The main character drinks heavily and weaves his web to the sounds of jazz.
People enjoy the eight-episode 'Spider-Noir,' in which Nicolas Cage plays a private detective and, by extension, a dark version of Spider-Man from the 1930s.
Cultural historian Svyatoslav Ivanov explains how the series differs from classic noir and what its popularity says about contemporary pop culture.
A city resembling New York in the 1930s: people in hats and trench coats shoot at each other, ladies in evening gowns sing jazz, and every now and then, a heavy black-and-white rain begins to fall. Nicolas Cage plays a character akin to Humphrey Bogart's roles — a worn-out private detective named Ben Reilly, mostly engaged in tailing unfaithful wives and lamenting past mistakes, until one day he finds himself embroiled in a complex intrigue involving the city's main crime boss, a femme fatale, and a journalist friend.
The action on screen indeed resembles a typical noir detective story, but with one small nuance: Cage's hero skillfully crawls along walls and ceilings and shoots the strongest web from his wrists. He is aging, creaky, and drinking, but still — Spider-Man.
Detective-superhero Ben Reilly has received both a fateful mutation and a bundle of psychological traumas during World War I. As is often the case in classic noirs, the viewer finds the central character of the series in a less than favorable state of mind. Reilly blames himself for the death of his beloved, drinks heavily, performs his work half-heartedly, and his superhero mask has long been gathering dust in a drawer. The appearance of a femme fatale, a jazz singer from a nightclub (Li Jun Li), at his doorstep prompts him to engage in the investigation of a criminal puzzle. She, in turn, is connected to a crime lord (Brendan Gleeson) — bloodthirsty but philosophically inclined.
They will have to deal with a murky past and a grim present over the course of eight episodes, immersed in contrasting lighting, New York rain, tobacco smoke, and the sounds of saxophones and trumpets. But this is where the similarities with mid-20th-century noirs practically end. Their visual style was colder and more restrained, almost never indulging the viewer with dynamic editing and extravagant angles. Not to mention that films from the 1940s certainly did not come with color versions in case the audience found black-and-white too boring to watch.
The stories in noirs and related detective tales by genre classics Raymond Chandler and Dashiell Hammett were convoluted, full of unsaid things, and difficult to perceive — it seems that for 80 years, no one has figured out what actually happened in 'The Big Sleep' by Howard Hawks. Finally, noir almost always implied insoluble moral dilemmas from which there is no good way out — the world lies in evil, and that’s all.

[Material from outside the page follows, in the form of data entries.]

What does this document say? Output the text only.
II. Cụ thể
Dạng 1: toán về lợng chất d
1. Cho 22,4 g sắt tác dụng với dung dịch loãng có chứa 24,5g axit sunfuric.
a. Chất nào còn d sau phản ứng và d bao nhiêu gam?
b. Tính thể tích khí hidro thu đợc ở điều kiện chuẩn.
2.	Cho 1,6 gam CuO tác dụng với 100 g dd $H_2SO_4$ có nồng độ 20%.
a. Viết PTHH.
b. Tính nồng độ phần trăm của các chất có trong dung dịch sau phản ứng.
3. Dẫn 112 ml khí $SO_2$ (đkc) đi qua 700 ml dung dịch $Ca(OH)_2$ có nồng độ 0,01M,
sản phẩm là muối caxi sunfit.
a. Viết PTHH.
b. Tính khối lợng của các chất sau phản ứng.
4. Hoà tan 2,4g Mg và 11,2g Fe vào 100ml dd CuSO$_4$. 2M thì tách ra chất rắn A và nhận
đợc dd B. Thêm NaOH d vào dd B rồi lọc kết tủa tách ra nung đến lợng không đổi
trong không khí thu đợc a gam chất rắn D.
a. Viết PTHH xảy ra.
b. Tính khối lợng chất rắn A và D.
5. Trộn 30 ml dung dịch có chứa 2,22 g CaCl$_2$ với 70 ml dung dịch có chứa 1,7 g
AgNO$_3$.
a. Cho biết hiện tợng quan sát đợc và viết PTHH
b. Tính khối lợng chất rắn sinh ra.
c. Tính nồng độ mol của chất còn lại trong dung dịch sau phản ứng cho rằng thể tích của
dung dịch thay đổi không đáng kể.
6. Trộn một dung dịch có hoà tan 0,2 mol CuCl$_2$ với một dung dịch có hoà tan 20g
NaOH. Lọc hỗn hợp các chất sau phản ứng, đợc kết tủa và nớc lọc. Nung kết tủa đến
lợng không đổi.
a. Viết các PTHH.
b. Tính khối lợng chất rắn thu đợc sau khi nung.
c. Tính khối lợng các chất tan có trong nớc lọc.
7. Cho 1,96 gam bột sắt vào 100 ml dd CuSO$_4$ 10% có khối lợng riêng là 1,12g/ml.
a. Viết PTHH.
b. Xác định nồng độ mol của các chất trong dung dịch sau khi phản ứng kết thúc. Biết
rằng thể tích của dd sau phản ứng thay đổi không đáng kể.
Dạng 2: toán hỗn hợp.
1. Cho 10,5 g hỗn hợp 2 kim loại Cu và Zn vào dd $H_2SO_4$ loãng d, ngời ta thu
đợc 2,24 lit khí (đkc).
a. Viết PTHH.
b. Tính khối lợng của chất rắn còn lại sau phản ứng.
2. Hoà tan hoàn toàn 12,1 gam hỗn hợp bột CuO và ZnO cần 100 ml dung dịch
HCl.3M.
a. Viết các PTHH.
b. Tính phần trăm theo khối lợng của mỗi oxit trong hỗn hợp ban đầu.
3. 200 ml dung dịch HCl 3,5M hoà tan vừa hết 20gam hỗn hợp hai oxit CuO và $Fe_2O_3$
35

'Spider-Noir,' however, puts noir aesthetics to the service of comic book entertainment, but not the other way around. With each episode, the existential detective increasingly gives way to reliable superhero action: other mutants with superpowers play significant roles (notably the electric trickster Megawatt, played by the lesser-known actor Andrew Caldwell). The plot only pretends to be convoluted — everything is presented quite accessibly, in the spirit of not Bogart films, but rather superhero comics of the same era.